Generally, you must file a gift tax return on Form 709 if any of the following apply:

- You gave gifts to at least one person (other than your spouse) that have a fair “cash” value of more than the annual exclusion of $12,000 for the tax year 2007.

- You and your spouse are splitting a gift.

- You gave someone (other than your spouse) a gift of a future interest that he or she cannot actually possess, enjoy, or receive income from until some time in the future.

- You gave your spouse an interest in property that will be ended by some future event.

- Your entire interest in property, if no other interest has been transferred for less than adequate consideration (less than its fair “cash” value) or for other than a charitable use; or

- A qualified conservation contribution that is a restriction (granted forever) on the use of real property

HOW ESTATE TAX APPLIES?

Estate tax may apply to your taxable estate at your death. Your taxable estate is your gross estate less allowable deductions. On the date of your death, everything in your name is taxable. Take inventory of what you own: Cash, Savings and checking accounts, CDs, Stocks, Mutual Funds, Bonds, Treasuries, Exempts, Jewelry, Cars, Stamps, Boats, Paintings, and other collectibles, Real Estate … main home, vacation spot, investment realty, your Business, Interests in other businesses, Limited Partnerships, Partnerships, Mortgages and notes receivable you hold, Retirement plan benefits, IRAs, or any amounts that you expect to inherit from others.

Many people prefer not to think about what will happen on their death, but none of us are immortal and failure to make proper plans can mean that we leave behind is a mess which has to be sorted out by our nearest and dearest, at great expense and inconvenience, at a time when they are emotionally bankrupt.

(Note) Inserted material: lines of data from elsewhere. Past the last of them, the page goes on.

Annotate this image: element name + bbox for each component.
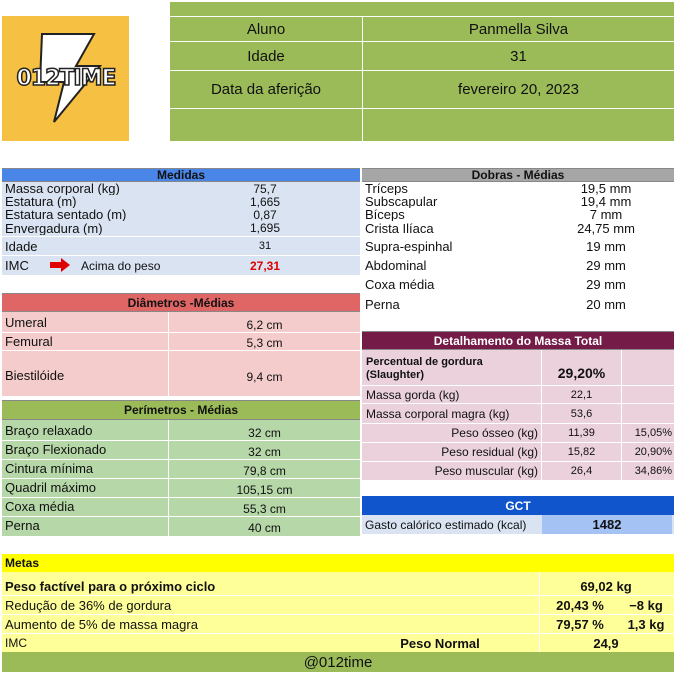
arrow-right-icon: [50, 258, 70, 272]
metas-imc-status: Peso Normal: [400, 635, 480, 651]
reducao-kg: −8 kg: [629, 597, 663, 613]
medidas-label: Massa corporal (kg): [5, 182, 120, 195]
reducao-pct: 20,43 %: [556, 597, 604, 613]
massa-gorda-label: Massa gorda (kg): [366, 387, 460, 402]
aumento-kg: 1,3 kg: [627, 616, 665, 632]
diametros-title: Diâmetros -Médias: [2, 293, 360, 312]
dobras-value: 29 mm: [586, 258, 626, 273]
perimetros-value: 105,15 cm: [236, 482, 293, 497]
medidas-value: 75,7: [253, 182, 277, 195]
gordura-value: 29,20%: [557, 365, 606, 381]
massa-magra-value: 53,6: [570, 407, 593, 420]
aluno-value: Panmella Silva: [468, 20, 569, 38]
dobras-label: Coxa média: [365, 277, 435, 292]
idade-value: 31: [510, 47, 527, 65]
detalhe-label: Peso ósseo (kg): [451, 426, 538, 440]
aumento-label: Aumento de 5% de massa magra: [5, 616, 198, 632]
detalhe-value: 11,39: [568, 427, 595, 439]
perimetros-value: 32 cm: [248, 444, 281, 459]
medidas-value: 31: [258, 240, 272, 252]
perimetros-label: Quadril máximo: [5, 480, 97, 495]
massa-magra-label: Massa corporal magra (kg): [366, 406, 510, 421]
dobras-label: Subscapular: [365, 195, 438, 208]
perimetros-label: Cintura mínima: [5, 461, 94, 476]
footer-handle: @012time: [2, 652, 674, 672]
diametros-value: 9,4 cm: [246, 370, 283, 384]
detalhe-value: 15,82: [567, 446, 596, 458]
reducao-label: Redução de 36% de gordura: [5, 597, 172, 613]
metas-imc-value: 24,9: [593, 635, 619, 651]
gct-value: 1482: [542, 515, 672, 534]
perimetros-label: Coxa média: [5, 499, 75, 514]
medidas-value: 1,695: [249, 221, 281, 235]
perimetros-title: Perímetros - Médias: [2, 400, 360, 420]
gct-title: GCT: [362, 496, 674, 515]
data-value: fevereiro 20, 2023: [458, 81, 579, 98]
perimetros-value: 79,8 cm: [243, 463, 286, 478]
dobras-value: 19,4 mm: [580, 195, 632, 208]
logo: [2, 16, 129, 141]
medidas-value: 1,665: [249, 195, 281, 208]
perimetros-label: Perna: [5, 518, 40, 533]
dobras-label: Tríceps: [365, 182, 408, 195]
massa-gorda-value: 22,1: [570, 388, 593, 401]
imc-value: 27,31: [249, 258, 281, 273]
dobras-value: 20 mm: [586, 296, 626, 312]
detalhe-pct: 15,05%: [634, 427, 672, 439]
detalhamento-title: Detalhamento do Massa Total: [362, 331, 674, 350]
diametros-label: Femural: [5, 333, 53, 349]
perimetros-value: 32 cm: [248, 425, 281, 440]
detalhe-pct: 34,86%: [634, 465, 672, 477]
detalhe-pct: 20,90%: [634, 446, 672, 458]
diametros-value: 6,2 cm: [246, 317, 283, 332]
detalhe-label: Peso residual (kg): [441, 445, 538, 459]
data-label: Data da aferição: [210, 81, 322, 98]
imc-label: IMC: [5, 258, 29, 273]
gordura-label: Percentual de gordura (Slaughter): [366, 356, 483, 381]
peso-value: 69,02 kg: [580, 579, 632, 594]
perimetros-value: 40 cm: [248, 520, 281, 535]
dobras-value: 29 mm: [586, 277, 626, 292]
perimetros-value: 55,3 cm: [243, 501, 286, 516]
dobras-label: Crista Ilíaca: [365, 221, 434, 236]
dobras-value: 19 mm: [586, 239, 626, 254]
medidas-value: 0,87: [253, 208, 277, 221]
medidas-label: Envergadura (m): [5, 221, 103, 235]
dobras-value: 24,75 mm: [577, 221, 635, 236]
medidas-label: Idade: [5, 238, 38, 254]
medidas-title: Medidas: [2, 168, 360, 182]
dobras-title: Dobras - Médias: [362, 168, 674, 182]
dobras-label: Bíceps: [365, 208, 405, 221]
perimetros-label: Braço relaxado: [5, 423, 93, 438]
dobras-label: Perna: [365, 296, 400, 312]
peso-label: Peso factível para o próximo ciclo: [5, 579, 216, 594]
medidas-label: Estatura sentado (m): [5, 208, 127, 221]
gct-label: Gasto calórico estimado (kcal): [365, 518, 527, 532]
imc-status: Acima do peso: [81, 258, 161, 273]
metas-imc-label: IMC: [5, 636, 27, 650]
detalhe-label: Peso muscular (kg): [434, 464, 538, 478]
aumento-pct: 79,57 %: [556, 616, 604, 632]
diametros-label: Umeral: [5, 315, 47, 330]
perimetros-label: Braço Flexionado: [5, 442, 107, 457]
aluno-label: Aluno: [246, 20, 286, 38]
idade-label: Idade: [247, 47, 285, 65]
metas-title: Metas: [2, 554, 674, 572]
diametros-label: Biestilóide: [5, 367, 65, 383]
detalhe-value: 26,4: [570, 465, 593, 477]
dobras-value: 19,5 mm: [580, 182, 632, 195]
dobras-label: Abdominal: [365, 258, 427, 273]
dobras-label: Supra-espinhal: [365, 239, 453, 254]
logo-text: 012TIME: [16, 65, 116, 91]
medidas-label: Estatura (m): [5, 195, 77, 208]
diametros-value: 5,3 cm: [246, 336, 283, 350]
dobras-value: 7 mm: [589, 208, 623, 221]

Your federal death (estate) tax, up to 55%, is based on the “fair cash value” of your property on the date of your death, not what you originally paid. State probate and death taxes are based on the “location” of your property. Thus, if you own property in different states, each state has to be probated and each will want their fair share. The only real alternative to a will arrangement is to set up a trust structure during lifetime which, with careful planning, can operate to eradicate probate delays, administration costs, and taxes as well as giving a large number of additional benefits. For these reasons the use of trusts has increased dramatically.